Mapping of Quaternary faults by geophysical methods in the Lower Rhine Graben

Abstract

Northwestern Europe is usually considered as a relatively stable continental with a low seismic hazard. After the Ms=5.3 1992 Roermond earthquake, a seismotectonic program was launched in Belgium to identify possible active faults along the Belgian side of the Roer valley (northwestern branch of the Rhine graben). After a preliminary geological and geomorphological study, it was decided to investigate a 10 km long and 15 to 20 m high scarp in the area of Bree (Fig. 1). This latter has generally been attributed to the NW-SE Quaternary fault system (and particularly to the Feldbiss fault) separating the Campine plateau to the west from the Roer valley to the east (Paulissen et al., 1985). This fault was investigated by seismie reflection profiles (Demyttenaere and Laga, 1988) which pointed out more than 600 m of offset in Neogene deposits.
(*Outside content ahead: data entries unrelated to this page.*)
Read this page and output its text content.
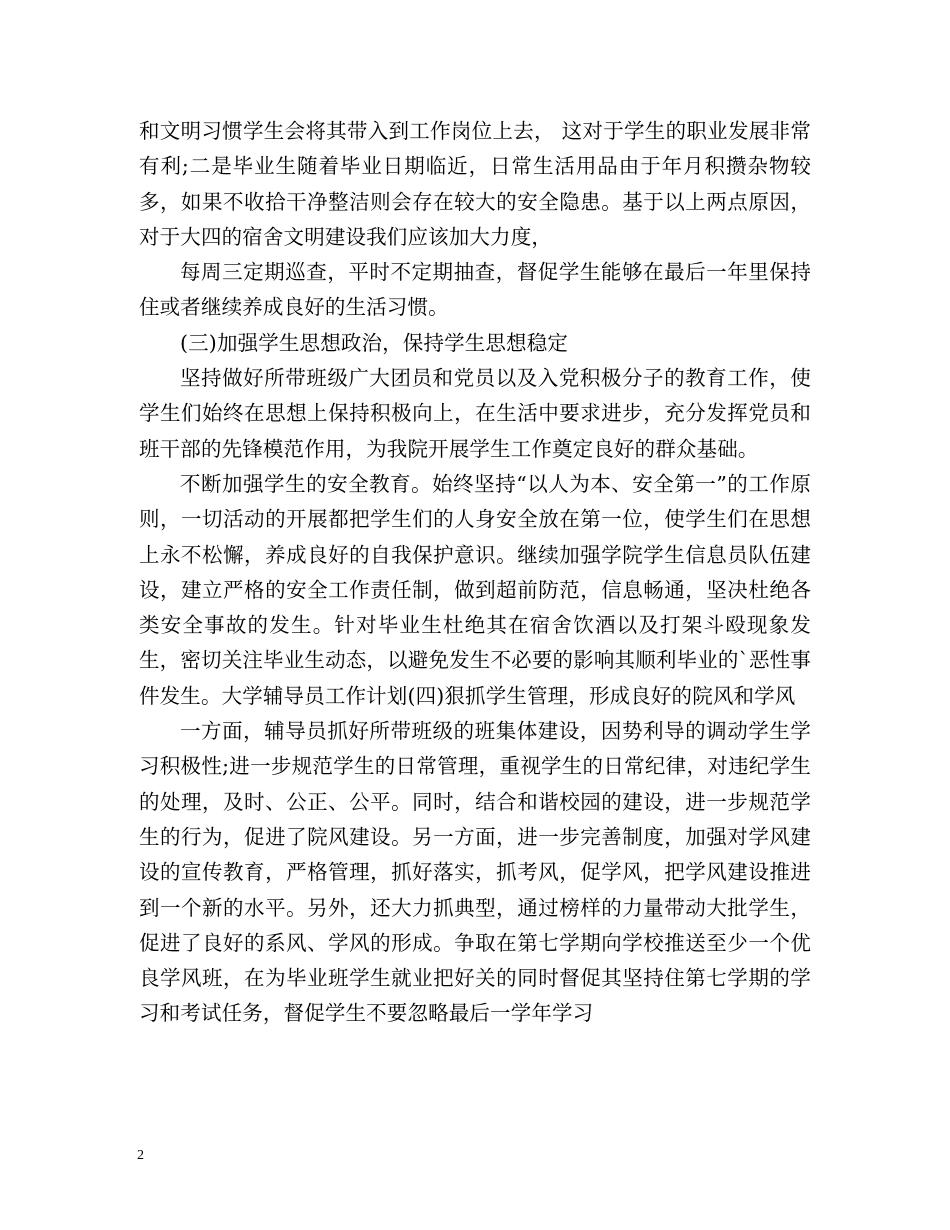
和文明习惯学生会将其带入到工作岗位上去， 这对于学生的职业发展非常有利;二是毕业生随着毕业日期临近，日常生活用品由于年月积攒杂物较多，如果不收拾干净整洁则会存在较大的安全隐患。基于以上两点原因，对于大四的宿舍文明建设我们应该加大力度，

每周三定期巡查，平时不定期抽查，督促学生能够在最后一年里保持住或者继续养成良好的生活习惯。

(三)加强学生思想政治，保持学生思想稳定

坚持做好所带班级广大团员和党员以及入党积极分子的教育工作，使学生们始终在思想上保持积极向上，在生活中要求进步，充分发挥党员和班干部的先锋模范作用，为我院开展学生工作奠定良好的群众基础。

不断加强学生的安全教育。始终坚持“以人为本、安全第一”的工作原则，一切活动的开展都把学生们的人身安全放在第一位，使学生们在思想上永不松懈，养成良好的自我保护意识。继续加强学院学生信息员队伍建设，建立严格的安全工作责任制，做到超前防范，信息畅通，坚决杜绝各类安全事故的发生。针对毕业生杜绝其在宿舍饮酒以及打架斗殴现象发生，密切关注毕业生动态，以避免发生不必要的影响其顺利毕业的`恶性事件发生。大学辅导员工作计划(四)狠抓学生管理，形成良好的院风和学风

一方面，辅导员抓好所带班级的班集体建设，因势利导的调动学生学习积极性;进一步规范学生的日常管理，重视学生的日常纪律，对违纪学生的处理，及时、公正、公平。同时，结合和谐校园的建设，进一步规范学生的行为，促进了院风建设。另一方面，进一步完善制度，加强对学风建设的宣传教育，严格管理，抓好落实，抓考风，促学风，把学风建设推进到一个新的水平。另外，还大力抓典型，通过榜样的力量带动大批学生，促进了良好的系风、学风的形成。争取在第七学期向学校推送至少一个优良学风班，在为毕业班学生就业把好关的同时督促其坚持住第七学期的学习和考试任务，督促学生不要忽略最后一学年学习

2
However, no evidence of Holocene or latest Pleistocene activity along this fault was shown before. Beside a detailed geomorphological investigation, this one has included the excavation of two 80 m long trenches across the Bree fault scarp, which have revealed the faulting and the flexuration of Holocene formations, and the evidence of at least three paleoearthquakes (Camelbeeck and Meghraoui, 1996). Even when a geomorphological expression of an active fault is present in the topography, the fault trace is often difficult to locate with accuracy , as a consequence of the complexity of faulting and of the erosion processes. Non-destructive methods - like geophysical prospecting techniques - may be then used for mapping faults beneath superficial sediments. Ground-penetrating radar and high-resolution reflection seismic techniques have recently been applied by Cai et al. (1996) and Williams et al. (1995), respectively, with the aim of imaging Quaternary faulting. This paper presents some results of a geophysical campaign performed in Bree before trenching and which included refraction seismics, electromagnetic and electrical profiling, electrical tomography, ground penetrating radar and high resolution seismic reflection.